Environmental Pathway Genome Dataset Construction
Metabolic Pathways for the Whole Community
Metabolic potential can be inferred from primary sequence information with the aid of computational methods that assemble and/or cluster sequences, search for patterns or motifs representing genes, and predict metabolic networks. Understanding how these networks link microbial activity with ecosystem functions and services has emerged as a fundamental scientific problem guiding the peer efforts of scientists and engineers around the world. Although sequencing technologies are rapidly expanding capacity to explore the metabolic potential o microbial communities, there are a number of computational and analytical challenges that limit our capacity to work with metagenomic datasets.
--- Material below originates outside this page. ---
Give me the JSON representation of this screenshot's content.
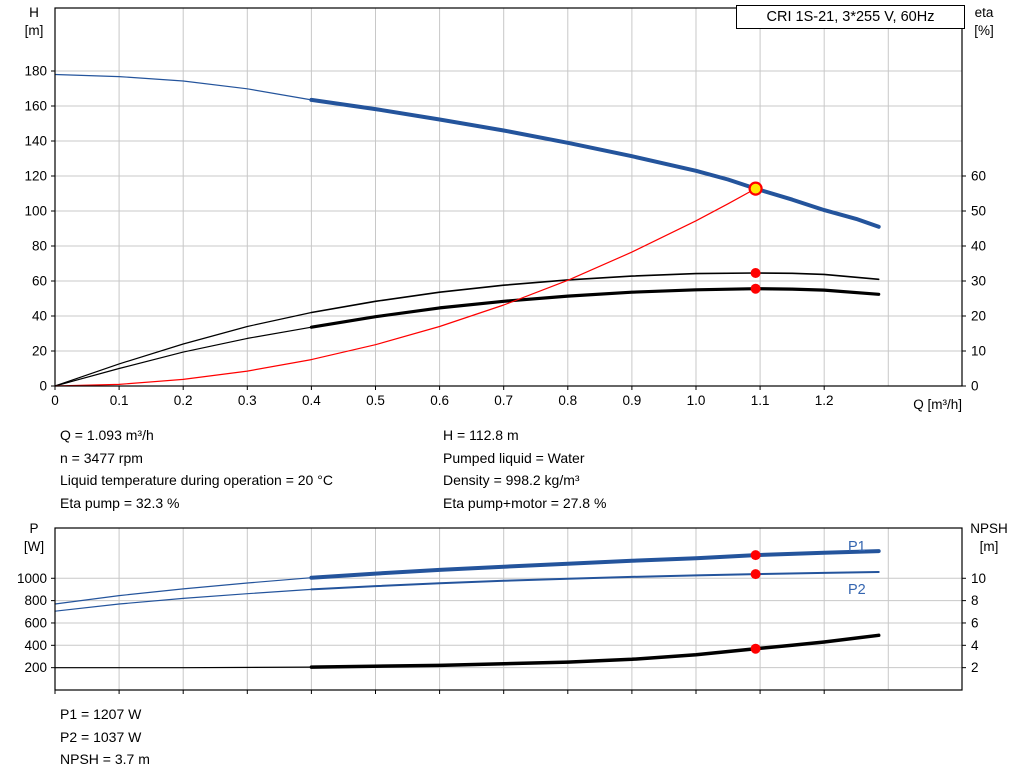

We have developed MetaPathways PMID: 23800136, PMID: 25048541, PMID: 26076725, PMID: 27515739, a modular and scalable pipeline for constructing Environmental Pathway Genome Databases (ePGDBs) from metagenomic sequence information that interfaces with Pathway Tools from SRI. Pathway Tools is a production-quality software environment supporting metabolic inference and flux balance analysis based on the MetaCyc database of metabolic pathways and enzymes representing all domains of life. Unlike KEGG or SEED subsystems, MetaCyc emphasizes smaller, evolutionarily conserved or co-regulated units of metabolism and contains the largest collection of experimentally validated metabolic pathways. Navigable and extensively commented pathway descriptions, literature citations, and enzyme properties combined within an ePGDB provide a coherent structure for exploring and interpreting predicted pathways from genomes to biomes PMID: 28398290. ePGDBs can be explored using the MetaPathways graphical user interface, exported to statistical software or visualized in Pathway Tools to produce interactive wall charts representing the metabolic blueprints of individual, population or community level metabolic networks.